“Claudication” is a medical term that refers to leg pain while walking that is relieved by rest within a few minutes. It usually occurs in the calf, but can also occur in the thigh or buttocks. It is usually caused by atherosclerotic plaques in the arteries that supply blood flow to the legs. The build up of plaques narrows the arteries and restricts blood flow. This is most noticeable when demand for blood flow is increased during walking.
There are over 2 million Americans who suffer from claudication, including as many as 10% of those over the age of 70 years. Claudication is a chronic, life-style limiting disease–fewer than 20% will progress over five years to require interventions to unblock arteries to avoid tissue loss or gangrene. However, claudication is very restrictive of activities usually associated with a satisfying life, and the quality-of life impact of claudication is severe. In fact psychometric studies have shown that claudication decreases patient-reported quality of life similar to other well-know medical conditions such as heart attack and heart failure.
Claudication is a condition that can usually be readily diagnosed based on the symptoms and simple physical examination findings. Pain in the leg muscles brought on by walking or stair climbing that is reproducible, and relieved within a few minutes of rest, is highly suggestive of the diagnosis. Absence or reduction in pulses in the involved leg is usually confirmatory. A simple noninvasive test, called an “ankle-brachial index” (ABI), can be done to quantify the reduction in blood flow to the leg. This is similar to a blood pressure measurement, but is done on the ankles.
Ankle-brachial indexes and other noninvasive tests can be done in the office of vascular specialists, or increasingly, in the primary care office. There are new generations of ABI machines that are semi-automated and don’t require specialized training to obtain accurate ABI measurements. These are increasingly available in primary care offices. For equivocal cases, other tests such as exercise treadmill testing or magnetic resonance may be helpful.
Prior to the availability of minimally invasive treatments to open up blocked arteries, most patients with claudication were managed conservatively. That is, they did not undergo surgery to open or bypass arterial blockages–the risk was too great. Recently, new drugs have been developed that are useful for many people, and those with mild disability are often best managed with reassurance, claudication medications, exercise, and global atherosclerotic disease risk reduction.

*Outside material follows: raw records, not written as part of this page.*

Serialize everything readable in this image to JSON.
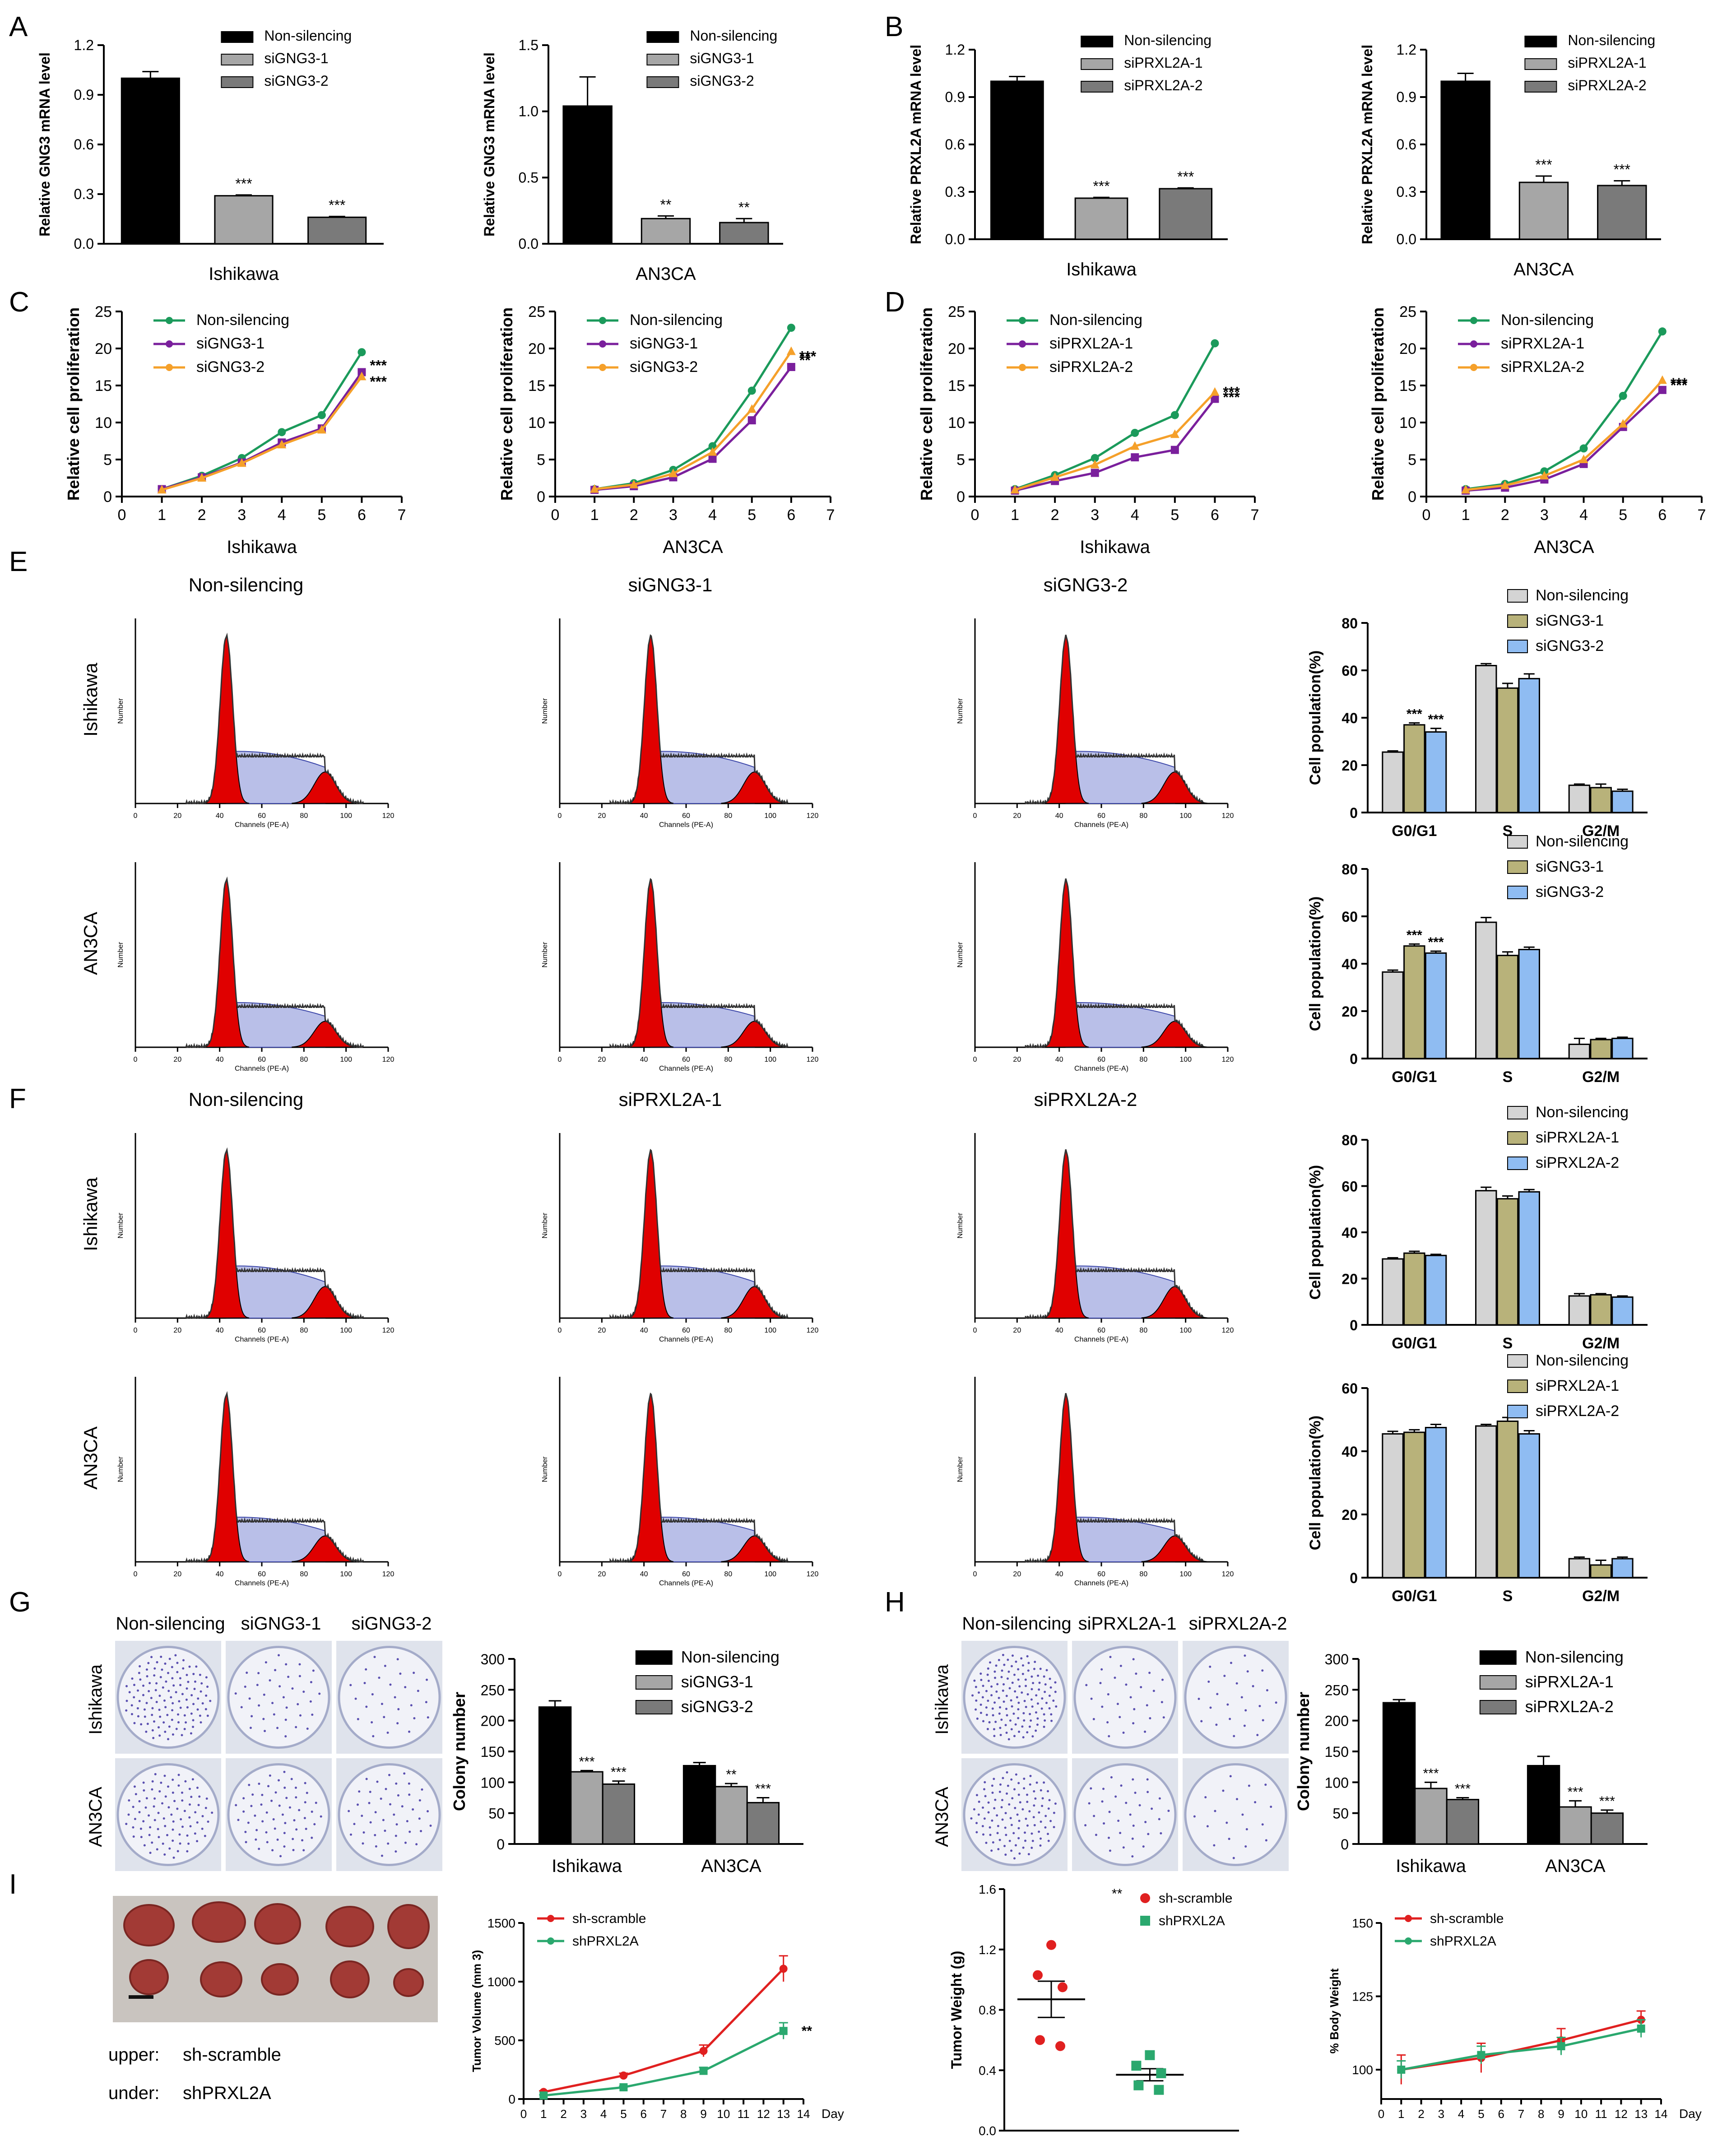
{
  "colors": {
    "black": "#000000",
    "light_gray": "#a6a6a6",
    "mid_gray": "#7a7a7a",
    "green": "#1b9a5b",
    "purple": "#7a1f9c",
    "orange": "#f5a02a",
    "cc_gray": "#d4d4d4",
    "cc_olive": "#b8b27a",
    "cc_blue": "#8fbcf2",
    "red": "#e02020",
    "teal_green": "#2aa86e",
    "histo_red": "#e00000",
    "histo_blue": "#b9bfe8"
  },
  "panel_letters": {
    "a": "A",
    "b": "B",
    "c": "C",
    "d": "D",
    "e": "E",
    "f": "F",
    "g": "G",
    "h": "H",
    "i": "I"
  },
  "panel_A": {
    "legend": [
      "Non-silencing",
      "siGNG3-1",
      "siGNG3-2"
    ],
    "charts": [
      {
        "ylabel": "Relative GNG3 mRNA level",
        "xlabel": "Ishikawa",
        "ticks": [
          "0.0",
          "0.3",
          "0.6",
          "0.9",
          "1.2"
        ],
        "ymax": 1.2,
        "values": [
          1.0,
          0.29,
          0.16
        ],
        "errors": [
          0.04,
          0.005,
          0.005
        ],
        "sig": [
          "",
          "***",
          "***"
        ]
      },
      {
        "ylabel": "Relative GNG3 mRNA level",
        "xlabel": "AN3CA",
        "ticks": [
          "0.0",
          "0.5",
          "1.0",
          "1.5"
        ],
        "ymax": 1.5,
        "values": [
          1.04,
          0.19,
          0.16
        ],
        "errors": [
          0.22,
          0.02,
          0.03
        ],
        "sig": [
          "",
          "**",
          "**"
        ]
      }
    ]
  },
  "panel_B": {
    "legend": [
      "Non-silencing",
      "siPRXL2A-1",
      "siPRXL2A-2"
    ],
    "charts": [
      {
        "ylabel": "Relative PRXL2A mRNA level",
        "xlabel": "Ishikawa",
        "ticks": [
          "0.0",
          "0.3",
          "0.6",
          "0.9",
          "1.2"
        ],
        "ymax": 1.2,
        "values": [
          1.0,
          0.26,
          0.32
        ],
        "errors": [
          0.03,
          0.005,
          0.005
        ],
        "sig": [
          "",
          "***",
          "***"
        ]
      },
      {
        "ylabel": "Relative PRXL2A mRNA level",
        "xlabel": "AN3CA",
        "ticks": [
          "0.0",
          "0.3",
          "0.6",
          "0.9",
          "1.2"
        ],
        "ymax": 1.2,
        "values": [
          1.0,
          0.36,
          0.34
        ],
        "errors": [
          0.05,
          0.04,
          0.03
        ],
        "sig": [
          "",
          "***",
          "***"
        ]
      }
    ]
  },
  "panel_C": {
    "legend": [
      "Non-silencing",
      "siGNG3-1",
      "siGNG3-2"
    ],
    "ylabel": "Relative cell proliferation",
    "charts": [
      {
        "xlabel": "Ishikawa",
        "yticks": [
          "0",
          "5",
          "10",
          "15",
          "20",
          "25"
        ],
        "xticks": [
          "0",
          "1",
          "2",
          "3",
          "4",
          "5",
          "6",
          "7"
        ],
        "ymax": 25,
        "series": [
          [
            1,
            2.8,
            5.2,
            8.7,
            11,
            19.5
          ],
          [
            1,
            2.6,
            4.6,
            7.3,
            9.2,
            16.8
          ],
          [
            0.9,
            2.5,
            4.5,
            7.0,
            9.0,
            16.2
          ]
        ],
        "sig": [
          "***",
          "***"
        ]
      },
      {
        "xlabel": "AN3CA",
        "yticks": [
          "0",
          "5",
          "10",
          "15",
          "20",
          "25"
        ],
        "xticks": [
          "0",
          "1",
          "2",
          "3",
          "4",
          "5",
          "6",
          "7"
        ],
        "ymax": 25,
        "series": [
          [
            1,
            1.8,
            3.6,
            6.8,
            14.3,
            22.8
          ],
          [
            0.9,
            1.4,
            2.6,
            5.1,
            10.3,
            17.5
          ],
          [
            1,
            1.6,
            3.1,
            6.0,
            11.8,
            19.6
          ]
        ],
        "sig": [
          "**",
          "***"
        ]
      }
    ]
  },
  "panel_D": {
    "legend": [
      "Non-silencing",
      "siPRXL2A-1",
      "siPRXL2A-2"
    ],
    "ylabel": "Relative cell proliferation",
    "charts": [
      {
        "xlabel": "Ishikawa",
        "yticks": [
          "0",
          "5",
          "10",
          "15",
          "20",
          "25"
        ],
        "xticks": [
          "0",
          "1",
          "2",
          "3",
          "4",
          "5",
          "6",
          "7"
        ],
        "ymax": 25,
        "series": [
          [
            1,
            2.9,
            5.2,
            8.6,
            11,
            20.7
          ],
          [
            0.8,
            2.1,
            3.2,
            5.3,
            6.3,
            13.2
          ],
          [
            0.9,
            2.6,
            4.3,
            6.8,
            8.4,
            14.1
          ]
        ],
        "sig": [
          "***",
          "***"
        ]
      },
      {
        "xlabel": "AN3CA",
        "yticks": [
          "0",
          "5",
          "10",
          "15",
          "20",
          "25"
        ],
        "xticks": [
          "0",
          "1",
          "2",
          "3",
          "4",
          "5",
          "6",
          "7"
        ],
        "ymax": 25,
        "series": [
          [
            1,
            1.7,
            3.4,
            6.5,
            13.6,
            22.3
          ],
          [
            0.8,
            1.2,
            2.3,
            4.4,
            9.4,
            14.4
          ],
          [
            0.9,
            1.5,
            2.8,
            5.0,
            9.8,
            15.7
          ]
        ],
        "sig": [
          "***",
          "***"
        ]
      }
    ]
  },
  "panel_E": {
    "titles": [
      "Non-silencing",
      "siGNG3-1",
      "siGNG3-2"
    ],
    "rows": [
      "Ishikawa",
      "AN3CA"
    ],
    "histo_xlabel": "Channels (PE-A)",
    "histo_ylabel": "Number",
    "histo_xticks": [
      "0",
      "20",
      "40",
      "60",
      "80",
      "100",
      "120"
    ],
    "legend": [
      "Non-silencing",
      "siGNG3-1",
      "siGNG3-2"
    ],
    "ylabel": "Cell population(%)",
    "categories": [
      "G0/G1",
      "S",
      "G2/M"
    ],
    "charts": [
      {
        "yticks": [
          "0",
          "20",
          "40",
          "60",
          "80"
        ],
        "ymax": 80,
        "series": [
          [
            25.5,
            62,
            11.5
          ],
          [
            37,
            52.5,
            10.5
          ],
          [
            34,
            56.5,
            9
          ]
        ],
        "errors": [
          [
            0.5,
            0.8,
            0.5
          ],
          [
            0.8,
            2,
            1.5
          ],
          [
            1.5,
            2,
            0.8
          ]
        ],
        "sig": [
          [
            "",
            "***",
            "***"
          ],
          [
            "",
            "",
            ""
          ],
          [
            "",
            "",
            ""
          ]
        ]
      },
      {
        "yticks": [
          "0",
          "20",
          "40",
          "60",
          "80"
        ],
        "ymax": 80,
        "series": [
          [
            36.5,
            57.5,
            6
          ],
          [
            47.5,
            43.5,
            8
          ],
          [
            44.5,
            46,
            8.5
          ]
        ],
        "errors": [
          [
            0.8,
            2,
            2.5
          ],
          [
            0.8,
            1.5,
            0.5
          ],
          [
            0.8,
            1,
            0.5
          ]
        ],
        "sig": [
          [
            "",
            "***",
            "***"
          ],
          [
            "",
            "",
            ""
          ],
          [
            "",
            "",
            ""
          ]
        ]
      }
    ]
  },
  "panel_F": {
    "titles": [
      "Non-silencing",
      "siPRXL2A-1",
      "siPRXL2A-2"
    ],
    "rows": [
      "Ishikawa",
      "AN3CA"
    ],
    "histo_xlabel": "Channels (PE-A)",
    "histo_ylabel": "Number",
    "histo_xticks": [
      "0",
      "20",
      "40",
      "60",
      "80",
      "100",
      "120"
    ],
    "legend": [
      "Non-silencing",
      "siPRXL2A-1",
      "siPRXL2A-2"
    ],
    "ylabel": "Cell population(%)",
    "categories": [
      "G0/G1",
      "S",
      "G2/M"
    ],
    "charts": [
      {
        "yticks": [
          "0",
          "20",
          "40",
          "60",
          "80"
        ],
        "ymax": 80,
        "series": [
          [
            28.5,
            58,
            12.5
          ],
          [
            31,
            54.5,
            13
          ],
          [
            30,
            57.5,
            12
          ]
        ],
        "errors": [
          [
            0.5,
            1.5,
            1
          ],
          [
            0.8,
            1.2,
            0.5
          ],
          [
            0.5,
            1,
            0.5
          ]
        ]
      },
      {
        "yticks": [
          "0",
          "20",
          "40",
          "60"
        ],
        "ymax": 60,
        "series": [
          [
            45.5,
            48,
            6
          ],
          [
            46,
            49.5,
            4
          ],
          [
            47.5,
            45.5,
            6
          ]
        ],
        "errors": [
          [
            0.8,
            0.5,
            0.5
          ],
          [
            0.8,
            1.2,
            1.5
          ],
          [
            1,
            1,
            0.5
          ]
        ]
      }
    ]
  },
  "panel_G": {
    "titles": [
      "Non-silencing",
      "siGNG3-1",
      "siGNG3-2"
    ],
    "rows": [
      "Ishikawa",
      "AN3CA"
    ],
    "legend": [
      "Non-silencing",
      "siGNG3-1",
      "siGNG3-2"
    ],
    "ylabel": "Colony number",
    "yticks": [
      "0",
      "50",
      "100",
      "150",
      "200",
      "250",
      "300"
    ],
    "ymax": 300,
    "groups": [
      "Ishikawa",
      "AN3CA"
    ],
    "values": [
      [
        222,
        117,
        97
      ],
      [
        127,
        93,
        67
      ]
    ],
    "errors": [
      [
        10,
        2,
        5
      ],
      [
        5,
        5,
        8
      ]
    ],
    "sig": [
      [
        "",
        "***",
        "***"
      ],
      [
        "",
        "**",
        "***"
      ]
    ],
    "dots": [
      [
        120,
        40,
        30
      ],
      [
        90,
        60,
        45
      ]
    ]
  },
  "panel_H": {
    "titles": [
      "Non-silencing",
      "siPRXL2A-1",
      "siPRXL2A-2"
    ],
    "rows": [
      "Ishikawa",
      "AN3CA"
    ],
    "legend": [
      "Non-silencing",
      "siPRXL2A-1",
      "siPRXL2A-2"
    ],
    "ylabel": "Colony number",
    "yticks": [
      "0",
      "50",
      "100",
      "150",
      "200",
      "250",
      "300"
    ],
    "ymax": 300,
    "groups": [
      "Ishikawa",
      "AN3CA"
    ],
    "values": [
      [
        229,
        90,
        72
      ],
      [
        127,
        60,
        50
      ]
    ],
    "errors": [
      [
        5,
        10,
        3
      ],
      [
        15,
        10,
        5
      ]
    ],
    "sig": [
      [
        "",
        "***",
        "***"
      ],
      [
        "",
        "***",
        "***"
      ]
    ],
    "dots": [
      [
        140,
        30,
        25
      ],
      [
        110,
        35,
        20
      ]
    ]
  },
  "panel_I": {
    "caption_upper_label": "upper:",
    "caption_upper_value": "sh-scramble",
    "caption_under_label": "under:",
    "caption_under_value": "shPRXL2A",
    "volume": {
      "legend": [
        "sh-scramble",
        "shPRXL2A"
      ],
      "ylabel": "Tumor Volume (mm 3)",
      "xlabel": "Day",
      "yticks": [
        "0",
        "500",
        "1000",
        "1500"
      ],
      "ymax": 1500,
      "xticks": [
        "0",
        "1",
        "2",
        "3",
        "4",
        "5",
        "6",
        "7",
        "8",
        "9",
        "10",
        "11",
        "12",
        "13",
        "14"
      ],
      "x": [
        1,
        5,
        9,
        13
      ],
      "series": [
        [
          60,
          200,
          410,
          1110
        ],
        [
          30,
          100,
          240,
          580
        ]
      ],
      "errors": [
        [
          10,
          20,
          50,
          110
        ],
        [
          5,
          10,
          30,
          70
        ]
      ],
      "sig": "**"
    },
    "weight": {
      "legend": [
        "sh-scramble",
        "shPRXL2A"
      ],
      "ylabel": "Tumor Weight (g)",
      "yticks": [
        "0.0",
        "0.4",
        "0.8",
        "1.2",
        "1.6"
      ],
      "ymax": 1.6,
      "sig": "**",
      "scramble_points": [
        1.23,
        1.03,
        0.95,
        0.6,
        0.56
      ],
      "scramble_mean": 0.87,
      "scramble_sem": 0.12,
      "prxl2a_points": [
        0.5,
        0.43,
        0.38,
        0.3,
        0.27
      ],
      "prxl2a_mean": 0.37,
      "prxl2a_sem": 0.04
    },
    "body": {
      "legend": [
        "sh-scramble",
        "shPRXL2A"
      ],
      "ylabel": "% Body Weight",
      "xlabel": "Day",
      "yticks": [
        "100",
        "125",
        "150"
      ],
      "ymin": 90,
      "ymax": 150,
      "xticks": [
        "0",
        "1",
        "2",
        "3",
        "4",
        "5",
        "6",
        "7",
        "8",
        "9",
        "10",
        "11",
        "12",
        "13",
        "14"
      ],
      "x": [
        1,
        5,
        9,
        13
      ],
      "series": [
        [
          100,
          104,
          110,
          117
        ],
        [
          100,
          105,
          108,
          114
        ]
      ],
      "errors": [
        [
          5,
          5,
          4,
          3
        ],
        [
          3,
          3,
          3,
          3
        ]
      ]
    }
  }
}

For those whose activities are hampered by their claudication, interventional procedures like angioplasty and stenting are often done, and can be performed with a small (1/8″) incision, often on an outpatient or “short stay” hospitalization (less than one day). The risk of interventional treatments is reduced 90% compared with surgery, and many patients with claudication can have their symptoms relieved with these low risk procedures.
The Interventional Radiology department at Rhode Island Medical Imaging is actively enrolling in the National Institutes of Health CLEVER Study (Claudication: Exercise Vs. Endoluminal Revascularization). This pivotal study of claudication patients will examine and compare the principal treatments for this disease: medications, supervised exercise, and interventional treatments.